The approach to this trial was pragmatic. Planning was guided by the RE-AIM framework with a goal to design an implementation approach that would allow SIP
smartER be able to significantly impact SSB intake, have a broad reach, and be readily adopted, implemented, and sustained in a typical community delivery setting, i.e., local health departments. Additional pragmatic decisions were made to allow for health departments to test out the program (i.e., trialability) [
22,
28]. For example, it was decided from the outset that delivery agents would not play a role in the administration of the IVR call system and later decided they would not manage participant retention activities. These decisions were purposeful in order to allow delivery agents the ability to gain experience with recruitment, lesson delivery, and execution of teach-back and missed class calls.

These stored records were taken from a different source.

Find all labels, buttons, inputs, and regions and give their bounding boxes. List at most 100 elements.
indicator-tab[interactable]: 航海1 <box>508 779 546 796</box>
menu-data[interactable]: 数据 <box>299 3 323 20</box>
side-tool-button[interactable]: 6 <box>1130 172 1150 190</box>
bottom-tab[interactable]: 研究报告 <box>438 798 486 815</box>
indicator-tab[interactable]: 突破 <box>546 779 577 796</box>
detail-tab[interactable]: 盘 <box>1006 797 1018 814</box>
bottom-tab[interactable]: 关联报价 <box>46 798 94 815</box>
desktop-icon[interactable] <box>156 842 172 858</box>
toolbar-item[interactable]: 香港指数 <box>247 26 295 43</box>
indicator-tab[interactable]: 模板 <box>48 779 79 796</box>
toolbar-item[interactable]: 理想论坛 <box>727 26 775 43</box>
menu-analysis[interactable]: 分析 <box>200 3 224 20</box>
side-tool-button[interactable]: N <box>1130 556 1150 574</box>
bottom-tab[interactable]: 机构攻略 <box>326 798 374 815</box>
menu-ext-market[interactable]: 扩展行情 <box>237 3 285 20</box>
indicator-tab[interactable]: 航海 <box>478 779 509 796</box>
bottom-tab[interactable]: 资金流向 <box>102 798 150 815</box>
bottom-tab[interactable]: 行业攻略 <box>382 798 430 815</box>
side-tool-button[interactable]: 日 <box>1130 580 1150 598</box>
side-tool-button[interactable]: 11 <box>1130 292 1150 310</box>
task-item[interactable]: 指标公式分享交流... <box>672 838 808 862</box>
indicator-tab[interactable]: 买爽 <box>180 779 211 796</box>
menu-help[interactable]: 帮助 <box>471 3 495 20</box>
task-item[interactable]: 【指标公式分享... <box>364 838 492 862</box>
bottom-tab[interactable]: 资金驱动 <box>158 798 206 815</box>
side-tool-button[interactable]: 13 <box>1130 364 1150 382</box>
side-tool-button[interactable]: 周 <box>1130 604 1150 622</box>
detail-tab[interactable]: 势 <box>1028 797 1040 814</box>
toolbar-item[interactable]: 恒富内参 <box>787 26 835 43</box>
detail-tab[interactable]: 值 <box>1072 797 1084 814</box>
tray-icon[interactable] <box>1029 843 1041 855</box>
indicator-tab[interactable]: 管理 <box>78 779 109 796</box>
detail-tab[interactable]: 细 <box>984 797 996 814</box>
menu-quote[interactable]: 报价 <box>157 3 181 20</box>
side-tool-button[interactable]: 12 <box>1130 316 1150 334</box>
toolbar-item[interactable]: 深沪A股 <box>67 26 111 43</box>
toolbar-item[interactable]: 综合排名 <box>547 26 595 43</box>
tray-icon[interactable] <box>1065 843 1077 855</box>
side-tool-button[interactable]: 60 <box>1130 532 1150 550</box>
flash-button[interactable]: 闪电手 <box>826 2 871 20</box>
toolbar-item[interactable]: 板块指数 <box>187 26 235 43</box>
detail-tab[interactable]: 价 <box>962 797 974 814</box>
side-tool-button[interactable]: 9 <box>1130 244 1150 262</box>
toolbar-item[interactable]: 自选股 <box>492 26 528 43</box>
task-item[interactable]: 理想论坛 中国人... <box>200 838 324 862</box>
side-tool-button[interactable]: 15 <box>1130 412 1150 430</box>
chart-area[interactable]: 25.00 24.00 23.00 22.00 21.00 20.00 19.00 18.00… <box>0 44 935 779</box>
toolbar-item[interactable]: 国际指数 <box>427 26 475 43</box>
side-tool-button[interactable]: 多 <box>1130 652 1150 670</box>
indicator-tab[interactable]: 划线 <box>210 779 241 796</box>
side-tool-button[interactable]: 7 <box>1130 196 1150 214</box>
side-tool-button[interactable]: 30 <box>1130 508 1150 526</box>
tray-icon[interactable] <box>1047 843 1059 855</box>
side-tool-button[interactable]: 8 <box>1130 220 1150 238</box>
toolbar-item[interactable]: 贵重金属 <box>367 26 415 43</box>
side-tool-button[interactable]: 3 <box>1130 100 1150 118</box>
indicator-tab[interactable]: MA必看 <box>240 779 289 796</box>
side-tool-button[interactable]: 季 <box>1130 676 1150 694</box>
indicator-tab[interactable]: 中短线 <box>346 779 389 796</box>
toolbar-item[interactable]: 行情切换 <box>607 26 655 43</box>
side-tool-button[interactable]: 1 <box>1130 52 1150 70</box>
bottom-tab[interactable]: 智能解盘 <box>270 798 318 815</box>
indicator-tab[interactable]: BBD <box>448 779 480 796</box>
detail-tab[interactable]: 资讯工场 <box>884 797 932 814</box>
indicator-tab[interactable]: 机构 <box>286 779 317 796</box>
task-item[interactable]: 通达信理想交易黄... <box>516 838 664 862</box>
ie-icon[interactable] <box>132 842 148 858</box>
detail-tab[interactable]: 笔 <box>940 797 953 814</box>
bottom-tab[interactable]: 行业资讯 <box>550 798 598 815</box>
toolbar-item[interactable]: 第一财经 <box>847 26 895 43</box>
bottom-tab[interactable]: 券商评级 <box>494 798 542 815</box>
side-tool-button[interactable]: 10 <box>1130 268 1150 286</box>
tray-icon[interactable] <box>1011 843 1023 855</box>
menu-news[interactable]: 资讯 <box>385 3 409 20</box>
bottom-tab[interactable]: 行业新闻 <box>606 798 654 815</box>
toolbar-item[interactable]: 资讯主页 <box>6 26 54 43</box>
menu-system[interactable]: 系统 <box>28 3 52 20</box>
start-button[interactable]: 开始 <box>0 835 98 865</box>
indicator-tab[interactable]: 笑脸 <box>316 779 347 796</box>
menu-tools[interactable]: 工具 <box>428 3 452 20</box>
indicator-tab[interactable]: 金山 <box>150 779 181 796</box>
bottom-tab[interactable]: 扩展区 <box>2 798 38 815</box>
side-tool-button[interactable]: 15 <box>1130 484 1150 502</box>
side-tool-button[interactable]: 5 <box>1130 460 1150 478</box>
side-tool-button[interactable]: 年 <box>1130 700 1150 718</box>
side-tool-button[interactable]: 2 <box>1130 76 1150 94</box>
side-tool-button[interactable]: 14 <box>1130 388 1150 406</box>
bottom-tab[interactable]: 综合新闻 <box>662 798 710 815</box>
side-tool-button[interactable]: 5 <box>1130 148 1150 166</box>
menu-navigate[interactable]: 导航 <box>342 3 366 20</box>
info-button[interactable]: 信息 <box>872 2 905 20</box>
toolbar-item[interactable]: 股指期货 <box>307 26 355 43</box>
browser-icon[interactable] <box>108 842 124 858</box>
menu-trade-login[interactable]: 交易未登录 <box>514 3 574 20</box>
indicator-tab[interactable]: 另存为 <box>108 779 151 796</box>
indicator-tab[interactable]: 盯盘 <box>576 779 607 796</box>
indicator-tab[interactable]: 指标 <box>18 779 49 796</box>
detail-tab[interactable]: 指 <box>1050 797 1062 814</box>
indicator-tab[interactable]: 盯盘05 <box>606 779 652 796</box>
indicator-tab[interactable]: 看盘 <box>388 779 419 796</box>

Taken together, the findings and their implications identify next steps and implications for the translation of SIPsmartER into practice. Potential next steps include working with these four and other rural, local health districts to create systems to identify potential participants and streamline recruitment efforts. Additionally, it will be important to assess the feasibility of health department staff managing the automated call and participant retention portions of the program while also delivering the classes and teach-back and missed class calls. Finally, testing the implementation and effectiveness of the program with different combinations of components (lessons, automated calls, teach-back calls, and missed class calls) would aid in determining the most effective and feasible model.
Limitations
Findings are limited by the small number of health districts and delivery agents included in this study and that the geographic location of the health districts are within one state health department. While this may impact generalizability, it is important to note that our mixed-methods design allowed for a robust analysis and found differences in implementation experiences and perceptions across districts. Also, the districts represent the targeted region – rural Appalachia – for future dissemination.